The US Federal Reserve (Fed) will announce its latest monetary policy decision of the year this evening, with an expected cut in the federal funds rate to 3.75%. Jerome Powell will hold a press conference and the Fed will update its macroeconomic projections for 2026. Read Vincent Ganne’s analysis of the effects this could have on cryptocurrencies.
The Fed is eagerly awaited on the future evolution of its balance sheet
The US Federal Reserve (Fed) will unveil its latest monetary policy decision of the year this evening, with an expected cut in the federal funds rate to 3.75%. Jerome Powell will hold a press conference and the Fed will update its macroeconomic projections for 2026. There is now a complete balance between the unemployment rate target and the inflation target. We should also bear in mind that the Quantitative Tightening (QT) program has been suspended since Monday, December 1, and that the Fed is prepared to use the monetary instrument of its balance sheet to reduce any emerging tension in the interbank and money markets and also to ensure that bond rates do not place a strain on the government and businesses.
Indeed, a graphical analysis of the Altcoins/Bitcoin ratio (see chart below) clearly shows that periods of strength for altcoins relative to bitcoin are closely linked to changes in the Fed’s balance sheet. Simple technical QE is not enough; classic QE is needed to truly revive the altcoin market.
It is important to understand that “technical QE” is not a conventional Quantitative Easing (QE) program and that its impact on long-term interest rates remains limited. In this respect, technical QE certainly provides short-term liquidity, but it does not provide structural liquidity support.
In concrete terms, technical QE mainly consists of stabilizing the functioning of the money market: repo operations, temporary balance sheet adjustments, targeted interventions in the event of tension. This prevents short-term rates from skyrocketing without warning, but it does not mean that the Fed is embarking on a cycle of massive easing.
Whereas conventional QE flattens the entire yield curve, stimulates credit, and fuels a genuine cycle of risk appetite, technical QE acts as a “bumper” rather than an engine. It prevents a liquidity crisis, but does not create new structural momentum, and it is this structural momentum that altcoins need in order to hope to enter a bullish phase again. That is why the Fed’s announcements on the prospective evolution of its balance sheet will be decisive for the trend of cryptos in 2026.
Altcoins need Fed QE to rebound in 2026
The chart below highlights a key point: the Altcoins/Bitcoin ratio has been moving in a broad downward wedge since early 2022, exactly in parallel with the decline in the Fed’s balance sheet.

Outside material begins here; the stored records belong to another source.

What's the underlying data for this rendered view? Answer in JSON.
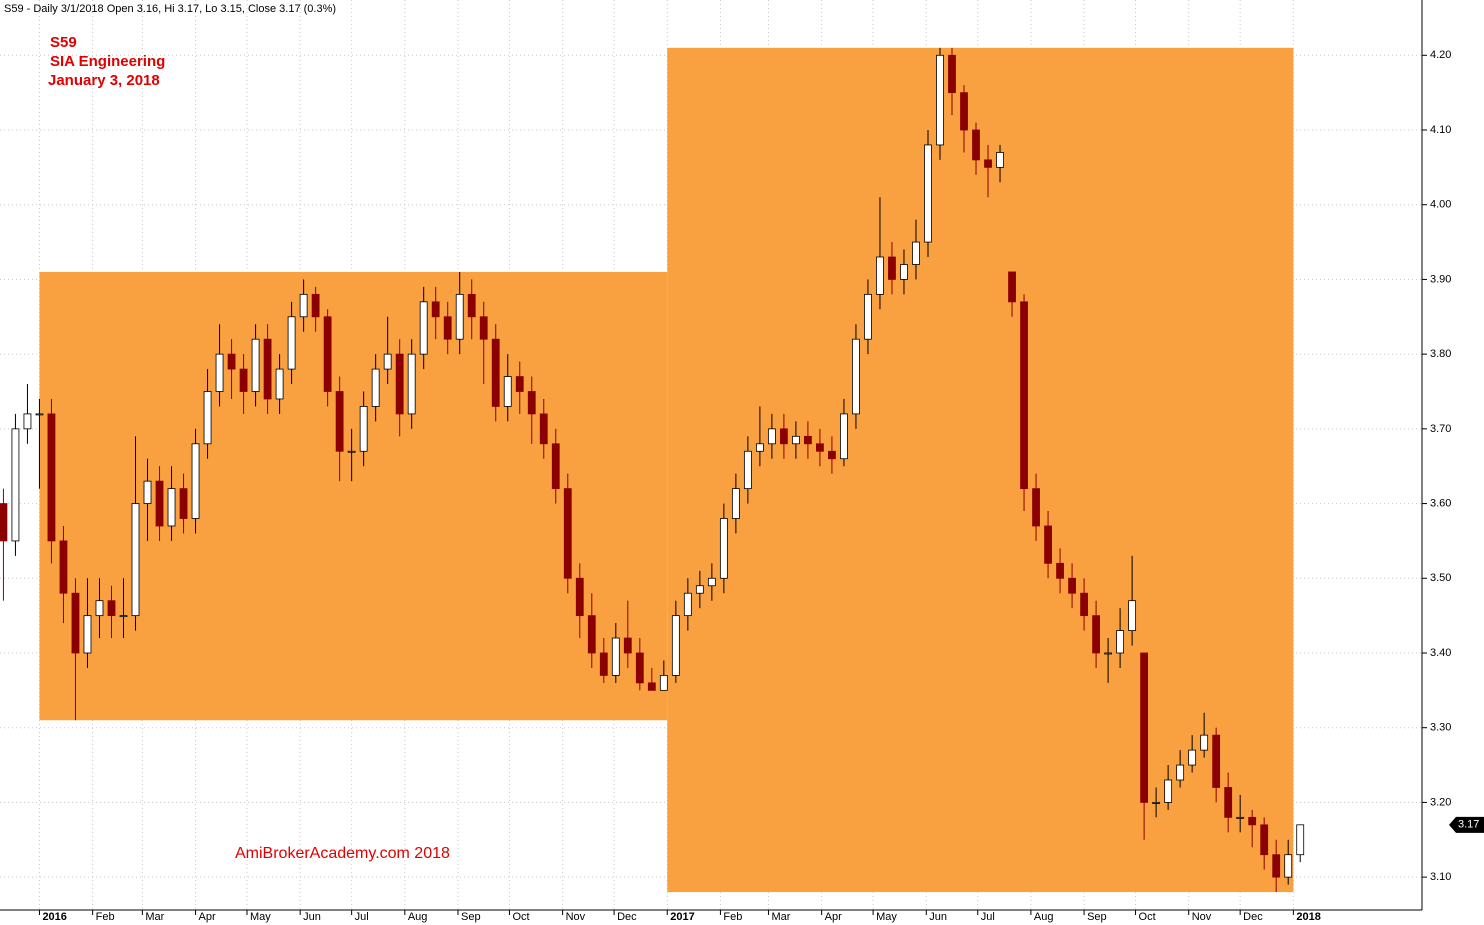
{
  "chart_data": {
    "type": "candlestick",
    "header": "S59 - Daily 3/1/2018 Open 3.16, Hi 3.17, Lo 3.15, Close 3.17 (0.3%)",
    "title": "S59",
    "subtitle": "SIA Engineering",
    "date": "January 3, 2018",
    "watermark": "AmiBrokerAcademy.com  2018",
    "x": [
      -21,
      -14,
      -7,
      0,
      7,
      14,
      21,
      28,
      35,
      42,
      49,
      56,
      63,
      70,
      77,
      84,
      91,
      98,
      105,
      112,
      119,
      126,
      133,
      140,
      147,
      154,
      161,
      168,
      175,
      182,
      189,
      196,
      203,
      210,
      217,
      224,
      231,
      238,
      245,
      252,
      259,
      266,
      273,
      280,
      287,
      294,
      301,
      308,
      315,
      322,
      329,
      336,
      343,
      350,
      357,
      364,
      371,
      378,
      385,
      392,
      399,
      406,
      413,
      420,
      427,
      434,
      441,
      448,
      455,
      462,
      469,
      476,
      483,
      490,
      497,
      504,
      511,
      518,
      525,
      532,
      539,
      546,
      553,
      560,
      567,
      574,
      581,
      588,
      595,
      602,
      609,
      616,
      623,
      630,
      637,
      644,
      651,
      658,
      665,
      672,
      679,
      686,
      693,
      700,
      707,
      714,
      721,
      728,
      735
    ],
    "open": [
      3.6,
      3.55,
      3.7,
      3.72,
      3.72,
      3.55,
      3.48,
      3.4,
      3.45,
      3.47,
      3.45,
      3.45,
      3.6,
      3.63,
      3.57,
      3.62,
      3.58,
      3.68,
      3.75,
      3.8,
      3.78,
      3.75,
      3.82,
      3.74,
      3.78,
      3.85,
      3.88,
      3.85,
      3.75,
      3.67,
      3.67,
      3.73,
      3.78,
      3.8,
      3.72,
      3.8,
      3.87,
      3.85,
      3.82,
      3.88,
      3.85,
      3.82,
      3.73,
      3.77,
      3.75,
      3.72,
      3.68,
      3.62,
      3.5,
      3.45,
      3.4,
      3.37,
      3.42,
      3.4,
      3.36,
      3.35,
      3.37,
      3.45,
      3.48,
      3.49,
      3.5,
      3.58,
      3.62,
      3.67,
      3.68,
      3.7,
      3.68,
      3.69,
      3.68,
      3.67,
      3.66,
      3.72,
      3.82,
      3.88,
      3.93,
      3.9,
      3.92,
      3.95,
      4.08,
      4.2,
      4.15,
      4.1,
      4.06,
      4.05,
      3.91,
      3.87,
      3.62,
      3.57,
      3.52,
      3.5,
      3.48,
      3.45,
      3.4,
      3.4,
      3.43,
      3.4,
      3.2,
      3.2,
      3.23,
      3.25,
      3.27,
      3.29,
      3.22,
      3.18,
      3.18,
      3.17,
      3.13,
      3.1,
      3.13
    ],
    "high": [
      3.62,
      3.72,
      3.76,
      3.74,
      3.74,
      3.57,
      3.5,
      3.5,
      3.5,
      3.49,
      3.5,
      3.69,
      3.66,
      3.65,
      3.65,
      3.64,
      3.7,
      3.78,
      3.84,
      3.82,
      3.8,
      3.84,
      3.84,
      3.8,
      3.87,
      3.9,
      3.89,
      3.86,
      3.77,
      3.7,
      3.75,
      3.8,
      3.85,
      3.82,
      3.82,
      3.89,
      3.89,
      3.87,
      3.91,
      3.9,
      3.87,
      3.84,
      3.8,
      3.79,
      3.77,
      3.74,
      3.7,
      3.64,
      3.52,
      3.48,
      3.42,
      3.44,
      3.47,
      3.42,
      3.38,
      3.39,
      3.47,
      3.5,
      3.51,
      3.52,
      3.6,
      3.64,
      3.69,
      3.73,
      3.72,
      3.72,
      3.71,
      3.71,
      3.7,
      3.69,
      3.74,
      3.84,
      3.9,
      4.01,
      3.95,
      3.94,
      3.98,
      4.1,
      4.21,
      4.21,
      4.16,
      4.11,
      4.08,
      4.08,
      3.91,
      3.88,
      3.64,
      3.59,
      3.54,
      3.52,
      3.5,
      3.47,
      3.42,
      3.46,
      3.53,
      3.4,
      3.22,
      3.25,
      3.27,
      3.29,
      3.32,
      3.3,
      3.24,
      3.21,
      3.19,
      3.18,
      3.15,
      3.15,
      3.17
    ],
    "low": [
      3.47,
      3.53,
      3.68,
      3.62,
      3.52,
      3.44,
      3.31,
      3.38,
      3.42,
      3.42,
      3.42,
      3.43,
      3.55,
      3.55,
      3.55,
      3.56,
      3.56,
      3.66,
      3.73,
      3.74,
      3.72,
      3.73,
      3.72,
      3.72,
      3.76,
      3.83,
      3.83,
      3.73,
      3.63,
      3.63,
      3.65,
      3.71,
      3.76,
      3.69,
      3.7,
      3.78,
      3.82,
      3.8,
      3.8,
      3.82,
      3.76,
      3.71,
      3.71,
      3.72,
      3.68,
      3.66,
      3.6,
      3.48,
      3.42,
      3.38,
      3.36,
      3.36,
      3.38,
      3.35,
      3.35,
      3.35,
      3.36,
      3.43,
      3.46,
      3.47,
      3.48,
      3.56,
      3.6,
      3.65,
      3.66,
      3.66,
      3.66,
      3.66,
      3.65,
      3.64,
      3.65,
      3.7,
      3.8,
      3.86,
      3.88,
      3.88,
      3.9,
      3.93,
      4.06,
      4.12,
      4.07,
      4.04,
      4.01,
      4.03,
      3.85,
      3.59,
      3.55,
      3.5,
      3.48,
      3.46,
      3.43,
      3.38,
      3.36,
      3.38,
      3.41,
      3.15,
      3.18,
      3.19,
      3.22,
      3.24,
      3.26,
      3.2,
      3.16,
      3.16,
      3.14,
      3.11,
      3.08,
      3.09,
      3.12
    ],
    "close": [
      3.55,
      3.7,
      3.72,
      3.72,
      3.55,
      3.48,
      3.4,
      3.45,
      3.47,
      3.45,
      3.45,
      3.6,
      3.63,
      3.57,
      3.62,
      3.58,
      3.68,
      3.75,
      3.8,
      3.78,
      3.75,
      3.82,
      3.74,
      3.78,
      3.85,
      3.88,
      3.85,
      3.75,
      3.67,
      3.67,
      3.73,
      3.78,
      3.8,
      3.72,
      3.8,
      3.87,
      3.85,
      3.82,
      3.88,
      3.85,
      3.82,
      3.73,
      3.77,
      3.75,
      3.72,
      3.68,
      3.62,
      3.5,
      3.45,
      3.4,
      3.37,
      3.42,
      3.4,
      3.36,
      3.35,
      3.37,
      3.45,
      3.48,
      3.49,
      3.5,
      3.58,
      3.62,
      3.67,
      3.68,
      3.7,
      3.68,
      3.69,
      3.68,
      3.67,
      3.66,
      3.72,
      3.82,
      3.88,
      3.93,
      3.9,
      3.92,
      3.95,
      4.08,
      4.2,
      4.15,
      4.1,
      4.06,
      4.05,
      4.07,
      3.87,
      3.62,
      3.57,
      3.52,
      3.5,
      3.48,
      3.45,
      3.4,
      3.4,
      3.43,
      3.47,
      3.2,
      3.2,
      3.23,
      3.25,
      3.27,
      3.29,
      3.22,
      3.18,
      3.18,
      3.17,
      3.13,
      3.1,
      3.13,
      3.17
    ],
    "up_color": "#ffffff",
    "down_color": "#8b0000",
    "boxes": [
      {
        "x": [
          0,
          366
        ],
        "y": [
          3.31,
          3.91
        ],
        "color": "#f9a040"
      },
      {
        "x": [
          366,
          731
        ],
        "y": [
          3.08,
          4.21
        ],
        "color": "#f9a040"
      }
    ],
    "last_value": 3.17,
    "xlim": [
      -23,
      806
    ],
    "xticks": [
      {
        "value": 0,
        "label": "2016"
      },
      {
        "value": 31,
        "label": "Feb"
      },
      {
        "value": 60,
        "label": "Mar"
      },
      {
        "value": 91,
        "label": "Apr"
      },
      {
        "value": 121,
        "label": "May"
      },
      {
        "value": 152,
        "label": "Jun"
      },
      {
        "value": 182,
        "label": "Jul"
      },
      {
        "value": 213,
        "label": "Aug"
      },
      {
        "value": 244,
        "label": "Sep"
      },
      {
        "value": 274,
        "label": "Oct"
      },
      {
        "value": 305,
        "label": "Nov"
      },
      {
        "value": 335,
        "label": "Dec"
      },
      {
        "value": 366,
        "label": "2017"
      },
      {
        "value": 397,
        "label": "Feb"
      },
      {
        "value": 425,
        "label": "Mar"
      },
      {
        "value": 456,
        "label": "Apr"
      },
      {
        "value": 486,
        "label": "May"
      },
      {
        "value": 517,
        "label": "Jun"
      },
      {
        "value": 547,
        "label": "Jul"
      },
      {
        "value": 578,
        "label": "Aug"
      },
      {
        "value": 609,
        "label": "Sep"
      },
      {
        "value": 639,
        "label": "Oct"
      },
      {
        "value": 670,
        "label": "Nov"
      },
      {
        "value": 700,
        "label": "Dec"
      },
      {
        "value": 731,
        "label": "2018"
      }
    ],
    "ylim": [
      3.056,
      4.274
    ],
    "yticks": [
      {
        "value": 3.1,
        "label": "3.10"
      },
      {
        "value": 3.2,
        "label": "3.20"
      },
      {
        "value": 3.3,
        "label": "3.30"
      },
      {
        "value": 3.4,
        "label": "3.40"
      },
      {
        "value": 3.5,
        "label": "3.50"
      },
      {
        "value": 3.6,
        "label": "3.60"
      },
      {
        "value": 3.7,
        "label": "3.70"
      },
      {
        "value": 3.8,
        "label": "3.80"
      },
      {
        "value": 3.9,
        "label": "3.90"
      },
      {
        "value": 4.0,
        "label": "4.00"
      },
      {
        "value": 4.1,
        "label": "4.10"
      },
      {
        "value": 4.2,
        "label": "4.20"
      }
    ],
    "grid": true
  }
}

The timing is striking: each peak in the ratio corresponds to the start of QT by the Fed, i.e., a reduction in its balance sheet. Conversely, each end of QT followed by QE (a sharp increase in the Fed’s balance sheet) coincides with the start of a strong recovery in the alt market.
We can also see that the ratio is currently testing the lower bound of this multi-year wedge, which represents an extreme level of compression, generally associated with major reversals… provided that systemic liquidity picks up again, which requires an upward revival of the Fed’s balance sheet in 2026.
Finally, the economic cycle indicator (PMI) at the bottom of the chart reinforces the idea that the market is coming to the end of its slowdown, an area where previous liquidity cycles have been launched. In other words, the technical stage is set, but the key piece is missing: a clear expansion of the Fed’s balance sheet. In summary: altcoins will only rebound sustainably when QE becomes an active instrument of Fed monetary policy again. Simply stopping QT is not enough.